Shibli was again detained summoned for questioning on 31 of July, and then shifted to srinagar central jail. He was released on August 17, after the intervention of CPJ.
A robust and free press in Kashmir has always been a problem for Indian authorities and military establishment that is perhaps the reason that media-men whether local or foreign were never allowed to perform their professional duties in the region the way it happens in the rest of the world. The print, electronic and even the social media activists have been under perennial threat from unelected but powerful institutions of India. The journalists have been denied their fundamental freedom of speech, opinion and thought in the Kashmir region. There has been considerable pressure on journalists from powerful state institutions apparently to stop them from writing the truth about Kashmir. Several journalists have borne the brunt of secret agencies during the past several years. During the past couple of years journalists have experienced targeted attacks at the hands of secret agencies. They were physically assaulted, harassed and humiliated by the security forces and even arrested and booked in different cases.

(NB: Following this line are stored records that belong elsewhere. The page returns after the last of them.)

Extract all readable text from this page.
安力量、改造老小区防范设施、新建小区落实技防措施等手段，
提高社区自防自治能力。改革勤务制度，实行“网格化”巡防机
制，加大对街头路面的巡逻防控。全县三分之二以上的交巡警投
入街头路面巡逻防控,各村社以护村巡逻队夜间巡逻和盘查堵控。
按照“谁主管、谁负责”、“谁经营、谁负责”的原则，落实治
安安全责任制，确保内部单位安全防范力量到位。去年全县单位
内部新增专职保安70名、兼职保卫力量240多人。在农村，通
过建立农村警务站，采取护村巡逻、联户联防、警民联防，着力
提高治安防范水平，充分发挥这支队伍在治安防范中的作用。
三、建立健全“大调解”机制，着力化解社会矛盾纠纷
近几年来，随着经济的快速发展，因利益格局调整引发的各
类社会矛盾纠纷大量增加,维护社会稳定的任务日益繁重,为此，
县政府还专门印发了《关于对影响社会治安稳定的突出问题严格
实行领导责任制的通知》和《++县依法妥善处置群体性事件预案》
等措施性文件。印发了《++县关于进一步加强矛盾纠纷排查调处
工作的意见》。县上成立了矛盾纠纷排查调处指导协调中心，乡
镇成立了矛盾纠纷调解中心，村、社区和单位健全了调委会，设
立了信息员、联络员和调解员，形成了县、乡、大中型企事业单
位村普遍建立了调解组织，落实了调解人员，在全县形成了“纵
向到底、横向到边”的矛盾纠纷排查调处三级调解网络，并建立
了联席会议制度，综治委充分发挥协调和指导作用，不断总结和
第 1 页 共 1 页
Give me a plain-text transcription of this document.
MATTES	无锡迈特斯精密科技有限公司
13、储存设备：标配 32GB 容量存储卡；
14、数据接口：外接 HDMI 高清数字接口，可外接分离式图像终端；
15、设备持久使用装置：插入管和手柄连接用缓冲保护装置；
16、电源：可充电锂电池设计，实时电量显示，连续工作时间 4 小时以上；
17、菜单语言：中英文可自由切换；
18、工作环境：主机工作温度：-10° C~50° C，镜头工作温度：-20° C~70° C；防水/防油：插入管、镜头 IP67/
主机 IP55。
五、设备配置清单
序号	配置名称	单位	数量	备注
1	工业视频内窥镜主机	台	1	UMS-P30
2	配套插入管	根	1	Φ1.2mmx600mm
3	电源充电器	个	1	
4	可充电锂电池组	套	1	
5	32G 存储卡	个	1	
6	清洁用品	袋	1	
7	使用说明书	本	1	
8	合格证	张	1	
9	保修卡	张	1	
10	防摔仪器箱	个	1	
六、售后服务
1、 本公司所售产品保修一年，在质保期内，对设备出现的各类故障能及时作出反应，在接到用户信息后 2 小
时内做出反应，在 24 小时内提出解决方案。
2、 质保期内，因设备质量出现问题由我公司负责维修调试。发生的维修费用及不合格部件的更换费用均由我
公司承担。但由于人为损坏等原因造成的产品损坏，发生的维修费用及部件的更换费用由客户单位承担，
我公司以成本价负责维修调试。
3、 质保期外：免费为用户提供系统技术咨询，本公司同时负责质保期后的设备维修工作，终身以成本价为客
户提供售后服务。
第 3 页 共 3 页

Qazi Shibli is one of the eminent Kashmiri journalists from Indian occupied Kashmir, who was detained from his home on July 27, 2019, by the Indian security forces. Shibli who runs the news website “The Kashmiriyat”, was booked for nine months in jail under the obnoxious law Public Safety Act (PSA), along with 412 Kashmiris.
Initially, he was taken to the local police station in Sher Bagh, Anantnag and then he was shifted to Central Jail, Srinagar. At last, he was locked up in Bareilly District Jail [in Uttar Pradesh] nearly 2000 kilometers away from his hometown.